Francesco Sandrini, head of multi-asset and Italy CIO at Europe’s largest asset manager, Amundi, said his firm was adopting the same approach that worked during the late 1990s technology surge. “What we are doing is what worked from 1998 to 2000,” he noted, citing “irrational exuberance” in AI-related options trading but predicting the tech rally still had room to run. His focus, he said, was on “the highest growth opportunities that the market has yet to price in,” including software, robotics, and Asian technology companies.

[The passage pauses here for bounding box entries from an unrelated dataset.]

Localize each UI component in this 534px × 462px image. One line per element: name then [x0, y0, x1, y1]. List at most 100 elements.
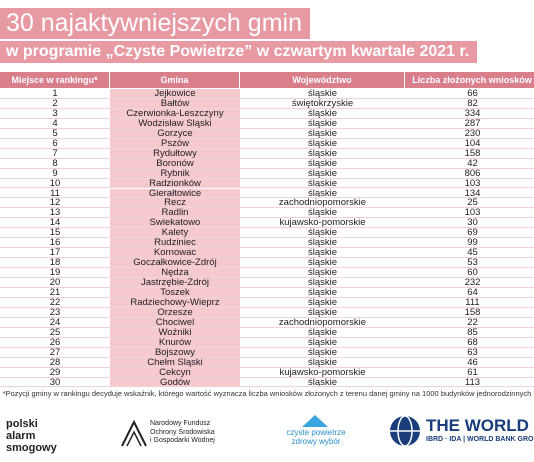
table-cell: śląskie — [240, 268, 405, 279]
logo-cp: czyste powietrze zdrowy wybór — [274, 428, 358, 446]
table-cell: 26 — [0, 338, 110, 348]
table-cell: śląskie — [240, 328, 405, 338]
column-header: Liczba złożonych wniosków — [405, 72, 534, 88]
logo-text: Narodowy Fundusz — [150, 420, 211, 427]
table-cell: 20 — [0, 278, 110, 288]
table-cell: Czerwionka-Leszczyny — [110, 108, 240, 119]
table-cell: Boronów — [110, 158, 240, 169]
table-cell: 30 — [0, 378, 110, 388]
table-cell: Kalety — [110, 228, 240, 239]
table-cell: 61 — [405, 368, 534, 378]
table-cell: Recz — [110, 198, 240, 209]
table-cell: 806 — [405, 169, 534, 179]
table-cell: 45 — [405, 248, 534, 259]
table-cell: 29 — [0, 368, 110, 378]
table-cell: Jastrzębie-Zdrój — [110, 278, 240, 288]
table-cell: śląskie — [240, 378, 405, 388]
table-cell: 30 — [405, 218, 534, 229]
table-cell: 7 — [0, 149, 110, 159]
table-cell: 11 — [0, 189, 110, 199]
table-cell: 8 — [0, 159, 110, 169]
table-cell: 5 — [0, 129, 110, 139]
table-cell: 68 — [405, 338, 534, 348]
table-cell: zachodniopomorskie — [240, 318, 405, 328]
table-cell: 21 — [0, 288, 110, 298]
table-cell: Toszek — [110, 288, 240, 298]
table-cell: 60 — [405, 268, 534, 279]
table-cell: śląskie — [240, 308, 405, 318]
table-cell: śląskie — [240, 139, 405, 149]
logo-text: IBRD · IDA | WORLD BANK GROUP — [426, 436, 534, 443]
table-cell: śląskie — [240, 358, 405, 368]
table-cell: 9 — [0, 169, 110, 179]
table-cell: 6 — [0, 139, 110, 149]
table-cell: 158 — [405, 308, 534, 318]
table-cell: Orzesze — [110, 307, 240, 318]
table-cell: 23 — [0, 308, 110, 318]
table-cell: 14 — [0, 218, 110, 229]
table-cell: 64 — [405, 288, 534, 298]
table-cell: Gierałtowice — [110, 188, 240, 199]
table-cell: Jejkowice — [110, 89, 240, 99]
table-cell: 232 — [405, 278, 534, 288]
logo-text: zdrowy wybór — [291, 437, 341, 446]
table-cell: 22 — [405, 318, 534, 328]
table-cell: 12 — [0, 198, 110, 209]
table-cell: 103 — [405, 179, 534, 189]
table-cell: Chełm Śląski — [110, 357, 240, 368]
logo-cp-icon — [302, 415, 328, 427]
table-cell: 69 — [405, 228, 534, 239]
table-cell: Kornowac — [110, 248, 240, 259]
table-cell: śląskie — [240, 189, 405, 199]
table-cell: 99 — [405, 238, 534, 249]
table-cell: Radzionków — [110, 178, 240, 189]
column-header: Miejsce w rankingu* — [0, 72, 110, 88]
logo-wb-icon — [390, 415, 420, 447]
table-cell: kujawsko-pomorskie — [240, 218, 405, 229]
table-cell: 2 — [0, 99, 110, 109]
table-cell: 63 — [405, 348, 534, 358]
logo-psa: polski alarm smogowy — [6, 418, 57, 454]
table-cell: 46 — [405, 358, 534, 368]
logo-nfos-icon — [121, 419, 147, 447]
table-cell: śląskie — [240, 338, 405, 348]
table-cell: 10 — [0, 179, 110, 189]
table-cell: kujawsko-pomorskie — [240, 368, 405, 378]
table-cell: śląskie — [240, 238, 405, 249]
table-cell: śląskie — [240, 119, 405, 129]
table-cell: 15 — [0, 228, 110, 239]
table-cell: śląskie — [240, 208, 405, 219]
table-cell: śląskie — [240, 278, 405, 288]
table-cell: 13 — [0, 208, 110, 219]
table-cell: zachodniopomorskie — [240, 198, 405, 209]
logo-text: smogowy — [6, 442, 57, 454]
table-cell: Rydułtowy — [110, 148, 240, 159]
subtitle: w programie „Czyste Powietrze” w czwarty… — [0, 41, 478, 63]
table-cell: 16 — [0, 238, 110, 249]
table-cell: 66 — [405, 89, 534, 99]
table-cell: 134 — [405, 189, 534, 199]
table-cell: 22 — [0, 298, 110, 308]
table-cell: 113 — [405, 378, 534, 388]
logo-nfos: Narodowy Fundusz Ochrony Środowiska i Go… — [150, 420, 215, 446]
table-cell: 53 — [405, 258, 534, 269]
logo-text: THE WORLD BANK — [426, 416, 534, 435]
logo-text: czyste powietrze — [286, 428, 346, 437]
footnote: *Pozycji gminy w rankingu decyduje wskaź… — [2, 389, 532, 398]
table-cell: Nędza — [110, 268, 240, 279]
table-cell: śląskie — [240, 109, 405, 119]
column-header: Województwo — [240, 72, 405, 88]
table-cell: 17 — [0, 248, 110, 259]
table-cell: śląskie — [240, 89, 405, 99]
logo-text: polski — [6, 418, 38, 430]
table-cell: 85 — [405, 328, 534, 338]
table-cell: 24 — [0, 318, 110, 328]
table-cell: Woźniki — [110, 327, 240, 338]
table-cell: Bojszowy — [110, 347, 240, 358]
table-cell: 287 — [405, 119, 534, 129]
table-cell: Chociwel — [110, 317, 240, 328]
table-cell: śląskie — [240, 159, 405, 169]
table-cell: 158 — [405, 149, 534, 159]
table-cell: śląskie — [240, 288, 405, 298]
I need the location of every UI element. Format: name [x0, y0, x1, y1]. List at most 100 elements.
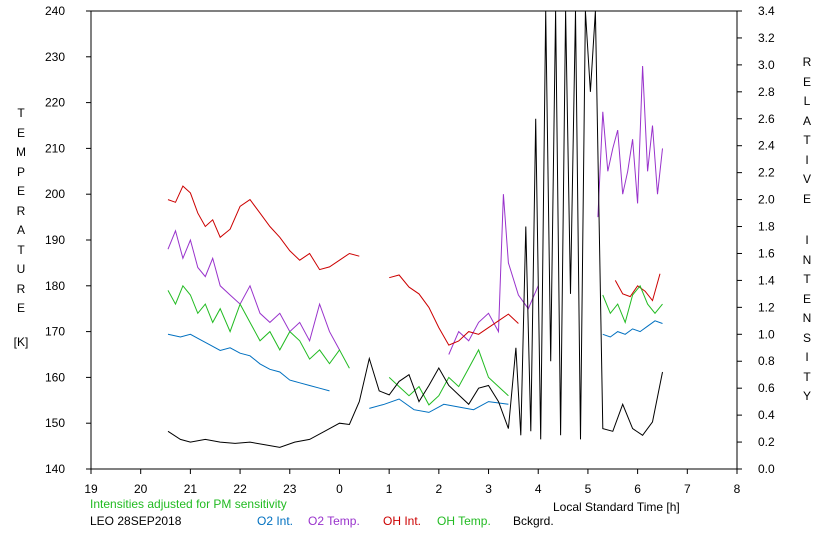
chart-axes: [86, 10, 742, 474]
x-tick-label: 21: [184, 482, 198, 496]
right-y-tick-label: 2.0: [758, 193, 775, 207]
right-y-tick-label: 1.0: [758, 327, 775, 341]
x-tick-label: 8: [734, 482, 741, 496]
left-axis-title-letter: R: [16, 203, 26, 218]
left-y-tick-label: 170: [45, 325, 65, 339]
right-axis-title-letter: I: [805, 152, 809, 167]
left-axis-title-letter: M: [16, 145, 26, 159]
left-y-tick-label: 210: [45, 141, 65, 155]
series-o2-temp-line: [597, 65, 663, 218]
right-y-tick-label: 3.0: [758, 58, 775, 72]
left-axis-unit: [K]: [13, 334, 29, 349]
legend-o2-temp: O2 Temp.: [308, 514, 360, 528]
legend-bckgrd: Bckgrd.: [513, 514, 554, 528]
left-axis-title-letter: E: [16, 184, 25, 198]
right-axis-title-letter: N: [802, 311, 812, 325]
right-y-tick-label: 2.2: [758, 166, 775, 180]
series-o2-int-line: [369, 398, 509, 413]
legend-oh-int: OH Int.: [383, 514, 422, 528]
left-axis-title-letter: E: [16, 125, 25, 140]
series-o2-int-line: [167, 333, 330, 392]
series-oh-int-line: [389, 274, 519, 346]
right-y-tick-label: 0.8: [758, 354, 775, 368]
right-y-tick-label: 2.6: [758, 112, 775, 126]
x-tick-label: 1: [386, 482, 393, 496]
x-tick-label: 7: [684, 482, 691, 496]
right-y-tick-label: 1.8: [758, 220, 775, 234]
right-axis-title-letter: A: [802, 113, 811, 128]
x-tick-label: 20: [134, 482, 148, 496]
legend-o2-int: O2 Int.: [257, 514, 294, 528]
right-axis-title-letter: T: [803, 272, 811, 286]
right-axis-title-letter: I: [805, 350, 809, 364]
legend-oh-temp: OH Temp.: [437, 514, 491, 528]
series-o2-temp-line: [167, 229, 340, 351]
right-y-tick-label: 2.8: [758, 85, 775, 99]
series-oh-int-line: [167, 185, 360, 271]
right-y-tick-label: 0.2: [758, 435, 775, 449]
left-y-tick-label: 180: [45, 279, 65, 293]
left-y-tick-label: 220: [45, 96, 65, 110]
series-bckgrd-line: [167, 11, 663, 448]
series-oh-temp-line: [388, 348, 509, 406]
x-tick-label: 19: [84, 482, 98, 496]
left-axis-title-letter: T: [17, 242, 25, 257]
right-axis-title-letter: S: [802, 330, 811, 345]
series-oh-temp-line: [167, 284, 350, 369]
left-y-tick-label: 140: [45, 462, 65, 476]
left-y-tick-label: 190: [45, 233, 65, 247]
series-layer: [167, 11, 663, 448]
right-axis-title-letter: R: [802, 55, 812, 69]
left-y-tick-label: 230: [45, 50, 65, 64]
x-tick-label: 22: [233, 482, 247, 496]
left-axis-title-letter: U: [16, 262, 26, 276]
x-axis-label: Local Standard Time [h]: [553, 500, 680, 514]
right-axis-title-letter: E: [802, 191, 811, 206]
right-axis-title-letter: T: [803, 369, 811, 384]
right-y-tick-label: 0.0: [758, 462, 775, 476]
series-o2-temp-line: [448, 194, 539, 355]
x-tick-label: 0: [336, 482, 343, 496]
right-y-tick-label: 1.4: [758, 273, 775, 287]
series-o2-int-line: [602, 320, 663, 338]
series-oh-temp-line: [602, 284, 663, 324]
right-axis-title-letter: E: [802, 291, 811, 306]
left-y-tick-label: 150: [45, 416, 65, 430]
right-axis-title-letter: L: [803, 94, 811, 108]
x-tick-label: 3: [485, 482, 492, 496]
x-tick-label: 6: [634, 482, 641, 496]
x-tick-label: 5: [585, 482, 592, 496]
left-axis-title-letter: R: [16, 281, 26, 296]
right-axis-title-letter: T: [803, 133, 811, 147]
right-y-tick-label: 3.2: [758, 31, 775, 45]
right-axis-title-letter: E: [802, 74, 811, 89]
tick-labels: 19 20 21 22 23 0 1 2 3 4 5 6 7 8140150160170180190200…: [45, 4, 775, 496]
right-axis-title-letter: I: [805, 233, 809, 247]
right-y-tick-label: 1.2: [758, 300, 775, 314]
right-y-tick-label: 2.4: [758, 139, 775, 153]
right-axis-title-letter: V: [802, 172, 811, 186]
x-tick-label: 23: [283, 482, 297, 496]
right-axis-title-letter: Y: [802, 389, 811, 403]
right-y-tick-label: 0.6: [758, 381, 775, 395]
right-axis-title-letter: N: [802, 252, 812, 267]
right-y-tick-label: 1.6: [758, 246, 775, 260]
left-y-tick-label: 160: [45, 370, 65, 384]
left-y-tick-label: 200: [45, 187, 65, 201]
station-date-label: LEO 28SEP2018: [90, 514, 182, 528]
left-axis-title-letter: P: [16, 164, 25, 179]
series-oh-int-line: [614, 273, 661, 302]
left-axis-title-letter: A: [16, 223, 25, 237]
x-tick-label: 2: [436, 482, 443, 496]
right-y-tick-label: 3.4: [758, 4, 775, 18]
left-axis-title-letter: T: [17, 106, 25, 120]
x-tick-label: 4: [535, 482, 542, 496]
left-axis-title-letter: E: [16, 301, 25, 315]
right-y-tick-label: 0.4: [758, 408, 775, 422]
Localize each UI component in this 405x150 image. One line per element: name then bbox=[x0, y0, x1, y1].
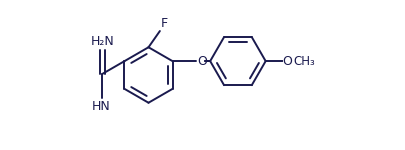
Text: H₂N: H₂N bbox=[90, 35, 114, 48]
Text: CH₃: CH₃ bbox=[293, 55, 315, 68]
Text: F: F bbox=[161, 17, 168, 30]
Text: O: O bbox=[283, 55, 292, 68]
Text: O: O bbox=[197, 55, 207, 68]
Text: HN: HN bbox=[92, 100, 111, 113]
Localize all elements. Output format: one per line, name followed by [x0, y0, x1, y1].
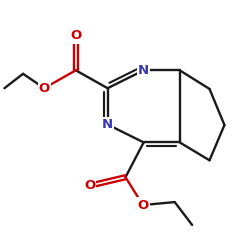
Text: O: O [70, 30, 82, 43]
Text: N: N [102, 118, 113, 131]
Text: O: O [84, 179, 95, 192]
Text: O: O [38, 82, 50, 95]
Text: O: O [137, 198, 148, 211]
Text: N: N [138, 64, 149, 77]
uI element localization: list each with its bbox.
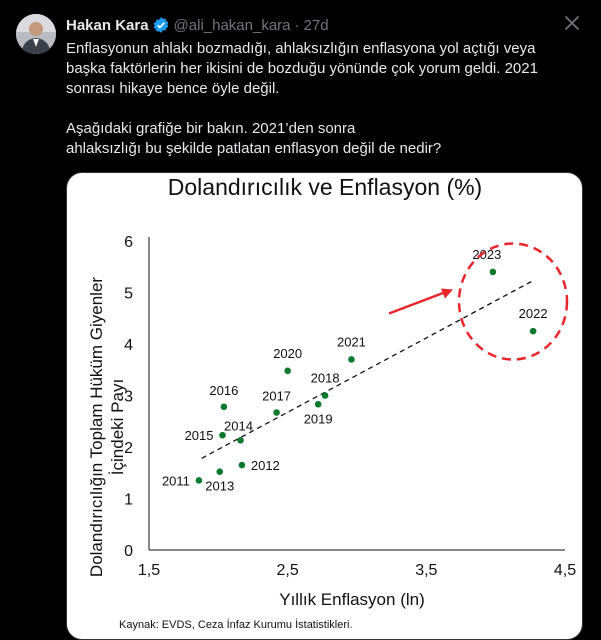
- tweet-paragraph-1: Enflasyonun ahlakı bozmadığı, ahlaksızlı…: [66, 39, 576, 99]
- close-icon: [565, 16, 579, 30]
- data-point: [216, 468, 224, 476]
- x-tick-label: 1,5: [138, 562, 160, 579]
- y-tick-label: 5: [124, 286, 133, 303]
- y-tick-label: 0: [124, 543, 133, 560]
- highlight-circle: [457, 242, 569, 361]
- data-point-label: 2023: [472, 247, 501, 262]
- author-name[interactable]: Hakan Kara: [66, 16, 149, 34]
- data-point-label: 2015: [185, 428, 214, 443]
- data-point: [348, 356, 355, 363]
- data-point: [220, 403, 228, 411]
- data-point: [238, 461, 246, 469]
- tweet-media-image[interactable]: Dolandırıcılık ve Enflasyon (%) 0 1 2 3 4 5 6 1…: [66, 172, 583, 640]
- data-point: [314, 400, 322, 408]
- tweet-line: başka faktörlerin her ikisini de bozduğu…: [66, 60, 538, 77]
- y-axis-label-line-1: Dolandırıcılığın Toplam Hüküm Giyenler: [87, 277, 106, 577]
- tweet-text: Enflasyonun ahlakı bozmadığı, ahlaksızlı…: [66, 39, 576, 159]
- tweet-line: Aşağıdaki grafiğe bir bakın. 2021’den so…: [66, 120, 356, 137]
- data-point-label: 2014: [224, 418, 253, 433]
- data-point-label: 2012: [251, 458, 280, 473]
- data-point-label: 2020: [273, 346, 302, 361]
- tweet-line: ahlaksızlığı bu şekilde patlatan enflasy…: [66, 140, 442, 157]
- x-axis-label: Yıllık Enflasyon (ln): [279, 590, 425, 609]
- close-button[interactable]: [561, 12, 583, 34]
- data-point: [195, 477, 203, 484]
- y-tick-label: 1: [124, 492, 133, 509]
- data-point: [237, 437, 244, 444]
- chart-title: Dolandırıcılık ve Enflasyon (%): [168, 174, 482, 200]
- data-point-label: 2019: [304, 411, 333, 426]
- y-tick-label: 2: [124, 440, 133, 457]
- separator-dot: ·: [294, 16, 300, 34]
- data-point-label: 2021: [337, 334, 366, 349]
- data-point: [321, 392, 329, 399]
- data-point: [219, 431, 226, 439]
- highlight-arrowhead: [441, 288, 453, 299]
- tweet-timestamp[interactable]: 27d: [303, 16, 329, 34]
- y-tick-label: 6: [124, 234, 133, 251]
- data-point-label: 2011: [162, 473, 190, 488]
- tweet-paragraph-2: Aşağıdaki grafiğe bir bakın. 2021’den so…: [66, 119, 576, 159]
- x-tick-label: 3,5: [415, 562, 437, 579]
- data-point-label: 2018: [311, 371, 340, 386]
- x-tick-label: 4,5: [554, 562, 576, 579]
- data-point: [529, 327, 537, 335]
- author-handle[interactable]: @ali_hakan_kara: [173, 16, 291, 34]
- x-tick-label: 2,5: [277, 562, 299, 579]
- avatar[interactable]: [16, 14, 56, 54]
- data-point-label: 2016: [209, 383, 238, 398]
- tweet-line: Enflasyonun ahlakı bozmadığı, ahlaksızlı…: [66, 40, 536, 57]
- highlight-arrow: [388, 290, 448, 315]
- scatter-chart: Dolandırıcılık ve Enflasyon (%) 0 1 2 3 4 5 6 1…: [87, 174, 576, 631]
- tweet-header: Hakan Kara @ali_hakan_kara · 27d: [66, 14, 329, 36]
- data-point: [273, 409, 280, 416]
- y-axis-label-line-2: İçindeki Payı: [108, 379, 127, 475]
- avatar-image: [16, 14, 56, 54]
- chart-source: Kaynak: EVDS, Ceza İnfaz Kurumu İstatist…: [119, 618, 353, 631]
- verified-badge-icon: [152, 16, 170, 34]
- data-point: [284, 367, 291, 375]
- data-point-label: 2022: [519, 306, 548, 321]
- y-tick-label: 4: [124, 337, 133, 354]
- data-point-label: 2013: [205, 479, 234, 494]
- data-point-label: 2017: [262, 388, 291, 403]
- data-point: [489, 268, 497, 276]
- y-tick-label: 3: [124, 389, 133, 406]
- tweet-line: sonrası hikaye bence öyle değil.: [66, 80, 280, 97]
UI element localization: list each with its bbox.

The recalibration comes as investors begin to rotate out of the so-called Magnificent Seven—the elite group of U.S. tech stocks, including Nvidia, Microsoft, and Alphabet—whose collective market value now commands a historically large share of the S&P 500. While some fear missing out on AI’s explosive potential, others see danger in overstretched valuations.
Simon Edelsten, Chief Investment Officer at Goshawk Asset Management, compared today’s market to 1999, warning that “the odds of this AI boom being a bust are very high” as companies pour trillions into a market that “does not yet exist.” Yet, like many veterans of the dotcom era, he sees opportunities in the periphery—such as IT consultancies and Japanese robotics firms likely to benefit from AI infrastructure spending. “When someone strikes gold, you buy the local hardware store,” he quipped.
Historical precedent supports this cautious opportunism. A study by economists Markus Brunnermeier and Stefan Nagel found that hedge funds during the dotcom bubble largely avoided betting against overvalued tech stocks. Instead, they timed sector rotations adeptly enough to outperform the market by roughly 4.5% per quarter from 1998 to 2000, exiting high-flying names before retail investors piled in.
That same nimbleness is now being tested as AI mania spreads beyond semiconductors into energy, infrastructure, and industrial automation. Fidelity International’s Becky Qin is betting on uranium, arguing that AI’s massive power demands could drive up nuclear energy usage. Similarly, Kevin Thozet of Carmignac has been taking profits from top AI names to build exposure in Taiwan’s Gudeng Precision, which supplies critical equipment to chipmakers like TSMC.
Still, others caution that the parallels with the 1990s are not merely academic. Arun Sai, senior strategist at Pictet Asset Management, warned of “the building blocks of a bubble” already forming, noting that the rush to build AI data centers could mirror the overcapacity seen in telecom fiber optics two decades ago.
For investors like Janus Henderson’s Oliver Blackbourn, diversification remains the safest hedge. He is offsetting his U.S. tech exposure with European and healthcare assets, wary that any AI-driven correction could ripple across the broader economy. “We’re in 1999 until the bubble pops,” he said.
As artificial intelligence continues to reshape markets and industries, asset managers are walking a fine line—eager to stay in the game, but determined not to repeat the mistakes of the last great tech frenzy.